59th Annual Report on Research 2014

Figure 1. ORTEPs of representative, unique PDI complexes with reaction directors located in the secondary coordination sphere synthesized and outlined in this progress report. One of the major goals outlined in the original proposal was to utilize the secondary coordination sphere to stabilize the formation of CO-derived iron formyls (formed from the addition of hydride to the reduced dicarbonyl species).  However, reduced dicarbonyl species formed from the complexes in Figure 1 do not display any formyl formation.  Instead, deprotonation of the –CH₃ groups on the 2,6-diacetylpyrindine core occurs upon the addition of hydride due to the acidity of the acetyl protons in these complexes.  In order to circumvent these unwanted side reactions, we have begun to synthesize complexes based on the 2,6-dibenzoylpyridine core instead.  Examples of these complexes are shown in Figure 2.

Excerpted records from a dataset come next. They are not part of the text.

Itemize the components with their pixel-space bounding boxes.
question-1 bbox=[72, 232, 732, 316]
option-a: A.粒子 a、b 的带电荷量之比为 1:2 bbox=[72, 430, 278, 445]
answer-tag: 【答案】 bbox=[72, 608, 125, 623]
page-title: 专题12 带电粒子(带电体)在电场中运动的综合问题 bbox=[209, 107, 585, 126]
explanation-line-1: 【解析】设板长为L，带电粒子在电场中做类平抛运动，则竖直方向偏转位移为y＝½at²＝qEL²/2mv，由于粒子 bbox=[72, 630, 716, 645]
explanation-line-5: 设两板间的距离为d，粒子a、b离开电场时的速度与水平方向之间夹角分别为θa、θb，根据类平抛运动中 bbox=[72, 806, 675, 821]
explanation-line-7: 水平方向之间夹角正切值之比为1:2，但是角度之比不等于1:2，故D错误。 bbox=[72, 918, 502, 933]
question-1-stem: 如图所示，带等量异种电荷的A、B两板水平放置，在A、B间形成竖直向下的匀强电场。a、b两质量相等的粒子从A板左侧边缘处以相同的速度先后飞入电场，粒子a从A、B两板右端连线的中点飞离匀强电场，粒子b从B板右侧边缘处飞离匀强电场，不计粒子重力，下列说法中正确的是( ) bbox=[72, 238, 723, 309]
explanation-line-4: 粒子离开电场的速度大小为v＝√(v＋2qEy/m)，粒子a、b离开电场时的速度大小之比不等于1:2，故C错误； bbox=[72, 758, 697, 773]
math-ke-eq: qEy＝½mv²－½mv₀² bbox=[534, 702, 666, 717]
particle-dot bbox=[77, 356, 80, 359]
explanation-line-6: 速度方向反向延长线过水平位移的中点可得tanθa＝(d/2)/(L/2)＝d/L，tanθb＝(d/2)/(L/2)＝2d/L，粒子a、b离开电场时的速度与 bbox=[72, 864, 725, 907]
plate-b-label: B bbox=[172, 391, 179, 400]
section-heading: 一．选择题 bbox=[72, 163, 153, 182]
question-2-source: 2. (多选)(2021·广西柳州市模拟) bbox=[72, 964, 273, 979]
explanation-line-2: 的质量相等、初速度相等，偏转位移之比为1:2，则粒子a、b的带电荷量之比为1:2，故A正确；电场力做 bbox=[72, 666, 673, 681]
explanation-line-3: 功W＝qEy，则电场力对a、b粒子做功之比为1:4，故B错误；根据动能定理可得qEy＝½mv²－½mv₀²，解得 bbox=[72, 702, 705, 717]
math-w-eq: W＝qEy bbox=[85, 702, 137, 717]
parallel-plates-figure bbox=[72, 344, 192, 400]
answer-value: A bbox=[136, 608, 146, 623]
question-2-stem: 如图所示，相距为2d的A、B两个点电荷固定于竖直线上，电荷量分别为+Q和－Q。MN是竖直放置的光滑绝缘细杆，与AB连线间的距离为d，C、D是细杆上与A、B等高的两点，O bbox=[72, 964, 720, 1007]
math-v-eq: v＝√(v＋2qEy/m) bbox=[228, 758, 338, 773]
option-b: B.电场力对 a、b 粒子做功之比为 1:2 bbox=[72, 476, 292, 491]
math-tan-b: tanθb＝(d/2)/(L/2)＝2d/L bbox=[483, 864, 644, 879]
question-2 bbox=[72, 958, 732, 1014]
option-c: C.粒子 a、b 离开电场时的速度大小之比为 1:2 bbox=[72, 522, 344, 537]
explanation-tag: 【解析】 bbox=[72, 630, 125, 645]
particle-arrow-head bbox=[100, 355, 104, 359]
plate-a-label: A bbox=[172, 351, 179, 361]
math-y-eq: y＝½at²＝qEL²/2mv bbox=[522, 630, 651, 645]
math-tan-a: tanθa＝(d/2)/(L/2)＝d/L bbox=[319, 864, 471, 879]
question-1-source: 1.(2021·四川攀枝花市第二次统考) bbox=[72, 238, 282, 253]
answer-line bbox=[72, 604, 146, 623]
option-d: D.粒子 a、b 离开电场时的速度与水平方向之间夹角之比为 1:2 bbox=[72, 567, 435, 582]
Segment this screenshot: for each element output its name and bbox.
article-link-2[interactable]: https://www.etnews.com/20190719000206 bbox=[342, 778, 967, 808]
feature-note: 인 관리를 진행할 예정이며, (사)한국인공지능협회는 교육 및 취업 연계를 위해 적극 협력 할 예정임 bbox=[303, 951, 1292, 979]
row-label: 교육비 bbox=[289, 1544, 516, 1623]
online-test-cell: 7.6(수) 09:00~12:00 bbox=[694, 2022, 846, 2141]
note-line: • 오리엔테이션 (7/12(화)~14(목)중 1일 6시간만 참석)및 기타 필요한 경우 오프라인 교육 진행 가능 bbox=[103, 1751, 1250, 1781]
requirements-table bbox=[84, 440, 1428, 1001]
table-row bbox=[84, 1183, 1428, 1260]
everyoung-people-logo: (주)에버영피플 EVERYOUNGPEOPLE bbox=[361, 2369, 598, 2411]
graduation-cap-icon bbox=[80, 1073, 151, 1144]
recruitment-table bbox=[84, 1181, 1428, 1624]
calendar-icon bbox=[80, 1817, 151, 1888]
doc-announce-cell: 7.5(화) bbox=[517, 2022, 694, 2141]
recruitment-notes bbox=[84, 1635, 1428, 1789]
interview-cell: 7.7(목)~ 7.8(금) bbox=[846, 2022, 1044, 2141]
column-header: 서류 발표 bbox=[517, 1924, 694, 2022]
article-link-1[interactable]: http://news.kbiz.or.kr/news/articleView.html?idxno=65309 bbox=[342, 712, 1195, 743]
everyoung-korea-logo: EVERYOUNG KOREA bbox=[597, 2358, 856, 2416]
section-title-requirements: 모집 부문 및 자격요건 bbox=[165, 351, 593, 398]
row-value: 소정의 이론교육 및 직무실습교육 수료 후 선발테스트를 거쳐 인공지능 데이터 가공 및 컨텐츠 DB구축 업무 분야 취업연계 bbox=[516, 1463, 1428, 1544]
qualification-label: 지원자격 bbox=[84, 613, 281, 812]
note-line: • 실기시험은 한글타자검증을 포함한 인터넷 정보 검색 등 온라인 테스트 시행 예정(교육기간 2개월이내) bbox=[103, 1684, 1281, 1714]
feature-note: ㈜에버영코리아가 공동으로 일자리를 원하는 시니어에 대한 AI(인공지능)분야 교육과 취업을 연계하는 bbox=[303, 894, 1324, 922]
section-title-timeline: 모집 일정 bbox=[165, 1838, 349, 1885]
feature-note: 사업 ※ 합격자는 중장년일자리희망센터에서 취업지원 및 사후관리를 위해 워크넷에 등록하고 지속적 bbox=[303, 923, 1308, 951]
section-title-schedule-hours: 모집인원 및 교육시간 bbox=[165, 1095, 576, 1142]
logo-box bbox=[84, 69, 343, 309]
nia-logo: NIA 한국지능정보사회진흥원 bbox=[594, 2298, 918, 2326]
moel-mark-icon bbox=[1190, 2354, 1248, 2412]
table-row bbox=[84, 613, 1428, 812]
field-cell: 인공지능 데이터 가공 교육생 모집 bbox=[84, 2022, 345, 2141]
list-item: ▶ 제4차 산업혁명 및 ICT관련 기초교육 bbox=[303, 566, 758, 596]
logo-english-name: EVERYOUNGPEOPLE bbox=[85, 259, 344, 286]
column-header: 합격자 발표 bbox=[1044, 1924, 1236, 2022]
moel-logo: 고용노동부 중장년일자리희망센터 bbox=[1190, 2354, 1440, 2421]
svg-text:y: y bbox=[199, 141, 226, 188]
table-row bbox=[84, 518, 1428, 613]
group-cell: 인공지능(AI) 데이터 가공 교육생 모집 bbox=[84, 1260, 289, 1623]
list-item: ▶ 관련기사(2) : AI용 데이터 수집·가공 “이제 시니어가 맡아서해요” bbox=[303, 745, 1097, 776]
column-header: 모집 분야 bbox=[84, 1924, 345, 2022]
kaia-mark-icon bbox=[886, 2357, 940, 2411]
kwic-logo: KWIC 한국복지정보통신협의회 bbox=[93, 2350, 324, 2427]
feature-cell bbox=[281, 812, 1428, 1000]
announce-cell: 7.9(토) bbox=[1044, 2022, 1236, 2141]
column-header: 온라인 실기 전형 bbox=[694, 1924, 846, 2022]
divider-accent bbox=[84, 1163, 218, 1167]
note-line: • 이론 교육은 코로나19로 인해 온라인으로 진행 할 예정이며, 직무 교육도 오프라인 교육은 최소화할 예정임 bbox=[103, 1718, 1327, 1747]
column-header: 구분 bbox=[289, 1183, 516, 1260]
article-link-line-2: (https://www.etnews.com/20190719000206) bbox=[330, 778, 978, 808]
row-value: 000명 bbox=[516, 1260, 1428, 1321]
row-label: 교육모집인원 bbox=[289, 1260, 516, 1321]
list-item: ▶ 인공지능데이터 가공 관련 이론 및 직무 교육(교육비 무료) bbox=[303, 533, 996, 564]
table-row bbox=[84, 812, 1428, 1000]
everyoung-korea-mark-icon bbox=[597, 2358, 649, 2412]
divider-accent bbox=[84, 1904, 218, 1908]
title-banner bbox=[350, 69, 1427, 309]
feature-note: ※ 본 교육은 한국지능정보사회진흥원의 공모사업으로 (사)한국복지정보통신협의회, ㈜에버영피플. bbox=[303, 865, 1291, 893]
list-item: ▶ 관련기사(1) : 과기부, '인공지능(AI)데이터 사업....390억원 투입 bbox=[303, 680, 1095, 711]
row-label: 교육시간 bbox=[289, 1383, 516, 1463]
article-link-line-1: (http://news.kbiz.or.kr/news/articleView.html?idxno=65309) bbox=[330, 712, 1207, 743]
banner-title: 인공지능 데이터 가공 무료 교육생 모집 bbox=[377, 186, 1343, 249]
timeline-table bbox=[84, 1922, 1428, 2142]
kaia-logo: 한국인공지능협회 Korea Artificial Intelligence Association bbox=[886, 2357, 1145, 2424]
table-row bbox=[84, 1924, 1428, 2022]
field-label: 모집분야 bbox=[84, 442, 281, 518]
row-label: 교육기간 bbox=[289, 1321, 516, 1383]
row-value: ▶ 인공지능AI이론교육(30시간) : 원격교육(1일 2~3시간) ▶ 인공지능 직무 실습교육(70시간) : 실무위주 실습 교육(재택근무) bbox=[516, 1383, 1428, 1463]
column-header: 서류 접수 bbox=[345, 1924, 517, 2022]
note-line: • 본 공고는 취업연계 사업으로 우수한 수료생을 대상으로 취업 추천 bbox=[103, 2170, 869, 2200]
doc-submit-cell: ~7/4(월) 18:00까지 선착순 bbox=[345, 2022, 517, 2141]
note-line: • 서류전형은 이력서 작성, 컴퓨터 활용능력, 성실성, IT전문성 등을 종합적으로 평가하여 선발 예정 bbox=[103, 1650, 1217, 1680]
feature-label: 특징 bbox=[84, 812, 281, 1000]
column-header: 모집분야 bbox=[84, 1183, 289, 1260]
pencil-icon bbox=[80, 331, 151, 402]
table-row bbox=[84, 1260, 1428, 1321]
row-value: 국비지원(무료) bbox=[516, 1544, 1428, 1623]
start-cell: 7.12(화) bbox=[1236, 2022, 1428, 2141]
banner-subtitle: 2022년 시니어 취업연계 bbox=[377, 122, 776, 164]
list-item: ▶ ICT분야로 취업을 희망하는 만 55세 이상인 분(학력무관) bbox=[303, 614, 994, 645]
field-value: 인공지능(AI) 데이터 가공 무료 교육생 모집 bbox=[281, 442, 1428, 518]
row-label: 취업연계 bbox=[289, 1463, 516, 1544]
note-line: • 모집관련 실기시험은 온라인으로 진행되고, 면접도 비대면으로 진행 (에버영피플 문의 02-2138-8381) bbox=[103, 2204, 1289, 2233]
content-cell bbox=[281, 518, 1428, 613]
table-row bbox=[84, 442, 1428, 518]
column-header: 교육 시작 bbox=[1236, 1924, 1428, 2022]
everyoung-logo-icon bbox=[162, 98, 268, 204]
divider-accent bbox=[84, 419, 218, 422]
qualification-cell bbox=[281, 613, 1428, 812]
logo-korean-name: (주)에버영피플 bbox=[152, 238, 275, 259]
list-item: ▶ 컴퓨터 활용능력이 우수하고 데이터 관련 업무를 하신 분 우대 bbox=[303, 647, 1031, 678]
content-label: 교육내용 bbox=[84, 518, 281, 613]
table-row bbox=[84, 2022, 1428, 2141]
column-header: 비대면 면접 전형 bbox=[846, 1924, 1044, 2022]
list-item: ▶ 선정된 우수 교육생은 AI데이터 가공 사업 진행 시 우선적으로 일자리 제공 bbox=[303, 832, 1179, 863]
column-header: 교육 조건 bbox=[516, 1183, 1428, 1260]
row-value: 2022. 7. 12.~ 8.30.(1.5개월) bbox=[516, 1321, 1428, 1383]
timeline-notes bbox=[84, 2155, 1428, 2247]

Figure 1. ORTEPs of representative FePDI complexes highlighting the acidic –CH₃ (left) and the nonacidic –C₆H₅ groups (middle and right) in the PDI backbone. We are currently exploring the reduction chemistry of these compounds by producing reduced iron dicarbonyls. We are also in the process of synthesizing tripodal tetraamine-based ligands with pendant Lewis/Bronsted acids/bases and redox-active sites within the ligand scaffold.  The tripodal tetraamine fragment is a common building block in inorganic chemistry due to its ability to stabilize metal complexes with uncommon geometries and hence diverse catalytic capabilities.  As shown in Figure 3, we are investigating the tripodal systems based on the tren backbone and also the rigid o-phenylamine backbone.  We are integrating redox active sites into these systems by synthesizing the Schiff base analogs of the tren and o-phenylamine backbones.  These systems have potential advantages over the PDI systems described above.  It is likely that in the CO reduction reaction that multiple electron equivalents may be stored within these scaffolds while still only chelating one CO molecule (instead of two in the PDI system).  The o-phenylamine backbone has been shown to form ligand-based radicals upon oxidation but the reduction chemistry is largely unexplored.  We have successfully synthesized the zinc triflate analog of the tris-tert-butylimine complex based on the tren core, as shown in Figure 3 (right).

Figure 3. Synthesis of tripodal systems with reaction directors and redox active sites incorporated into the ligand scaffold.

  In the next year we are planning to publish our new complexes, as well as continue to investigate the reactivity of these complexes in the C-H and C-C bond forming steps in the F-T reactions of CO.